11. Health insurance/ HMO’s & PPO’s. Employers can offer attractive health benefits. Employees should research health benefits carefully to obtain the best care possible and be sure to research what is included and what is not included in various policies. A health maintenance organization, also known as an HMO, is a health care organization, which provides its members with full medical services. A preferred provider organization, also known as a PPO, allows the employee to choose from a list of doctors and hospitals that participate in the health care insurance plan. The number of physicians and hospitals to choose from is generally larger in a PPO than in an HMO.
12. Dental and vision insurance. Dental insurance is frequently provided by employers. It usually covers the entire cost of preventative care treatment such as x-rays and cleanings. As with all insurance policies, it is important to inquire about the specifics. Organizations can also offer vision plans, which include coverage for eye exams, glasses, and other optical services.
13. Life and disability insurance. Some companies offer life insurance policies for their employees. Usually these offer term life insurance, which lasts only for the duration of your employment with the company. Disability insurance coverage is used in case an employee becomes severely physically or emotionally unable to work. Some health insurance policies cover disability, but employees should take steps to ensure coverage.
14. Paid vacation and holidays. All companies offer a number of paid holidays. Some companies also offer additional floating holidays along with regular holiday time-off. Most companies offer two weeks of vacation per year in addition to regular paid holidays.
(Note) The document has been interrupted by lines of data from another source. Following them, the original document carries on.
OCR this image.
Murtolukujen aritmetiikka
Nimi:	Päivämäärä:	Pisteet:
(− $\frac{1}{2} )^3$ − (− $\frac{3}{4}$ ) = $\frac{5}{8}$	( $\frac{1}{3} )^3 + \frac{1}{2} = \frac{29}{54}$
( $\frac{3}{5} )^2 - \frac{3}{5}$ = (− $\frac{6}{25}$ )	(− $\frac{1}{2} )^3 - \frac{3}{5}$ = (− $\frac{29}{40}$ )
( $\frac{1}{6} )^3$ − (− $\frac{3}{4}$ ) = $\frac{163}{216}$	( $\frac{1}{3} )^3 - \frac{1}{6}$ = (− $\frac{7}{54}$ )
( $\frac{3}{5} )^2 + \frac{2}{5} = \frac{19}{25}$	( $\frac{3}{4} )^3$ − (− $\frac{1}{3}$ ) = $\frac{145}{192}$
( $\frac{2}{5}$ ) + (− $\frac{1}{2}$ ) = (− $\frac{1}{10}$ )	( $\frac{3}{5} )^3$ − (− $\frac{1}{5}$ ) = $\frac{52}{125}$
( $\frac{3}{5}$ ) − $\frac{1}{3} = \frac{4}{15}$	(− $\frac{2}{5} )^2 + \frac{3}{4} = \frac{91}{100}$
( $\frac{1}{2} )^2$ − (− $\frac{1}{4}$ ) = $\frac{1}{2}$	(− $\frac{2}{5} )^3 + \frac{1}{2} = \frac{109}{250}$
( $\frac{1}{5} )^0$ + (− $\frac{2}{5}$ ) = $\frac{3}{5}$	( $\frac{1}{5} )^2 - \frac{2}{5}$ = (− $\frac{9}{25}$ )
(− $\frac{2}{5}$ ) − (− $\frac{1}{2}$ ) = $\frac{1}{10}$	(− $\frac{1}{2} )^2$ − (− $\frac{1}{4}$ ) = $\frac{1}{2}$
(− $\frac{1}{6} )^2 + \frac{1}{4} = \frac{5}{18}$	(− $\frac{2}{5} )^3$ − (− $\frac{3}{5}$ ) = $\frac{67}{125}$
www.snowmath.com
Additional vacation is often added, based upon the number of years the employee has worked for the company.
15. Absent/sick days. The amount of sick days offered to employees varies from company to company. Some employers require that employees use sick time by the end of the year while others allow it to roll over to the next year.
16. Jury duty leave. Some organizations will continue pay and benefits if employees are unable to attend work because of jury duty.
17. Maternity/family leave. Maternity or Family Leave may vary from company to company. Some organizations offer time off both before and after the baby is born while others offer time off once the baby is born. Companies with over 50 employees are required to provide for family leave.
18. Bereavement leave. If an immediate family member dies, some organizations allow employees time-off to deal with the emotional loss and to make the necessary arrangements.
19. Military leave. By law employers must allow an employee to attend annual military training. The employer must pay its employee normal pay minus the amount made while on duty.
20. Education & scholarships. Many employers will pay for all or for a portion of education expenses that will enhance an employee’s career development. Employees should check with the company for their education programs. Sometimes companies will offer scholarships to employees, employees’ spouses, or their children for further education.
21. Company car. If positions require extensive travel, employees may be provided with a company car.
22. Job sharing. Many organizations now permit employees to job share. Job sharing allows individuals to split the responsibilities and duties of one position. This allows for greater work flexibility.
23. Relocation expenses. Some companies offer to pay relocation expenses if employees are moving to a new area.
24. Telecommuting. In the electronics age, some companies now allow their employees to telecommute to work. Employees can work at home and send information via their computers to work. Telecommuting allows employees to work virtually anywhere in the world no matter where the employer is located.
25. Fitness center membership. Many companies offer employees fitness facilities or subsidize fitness center memberships. This not only maintains the health of employees, but cuts down on health insurance costs too.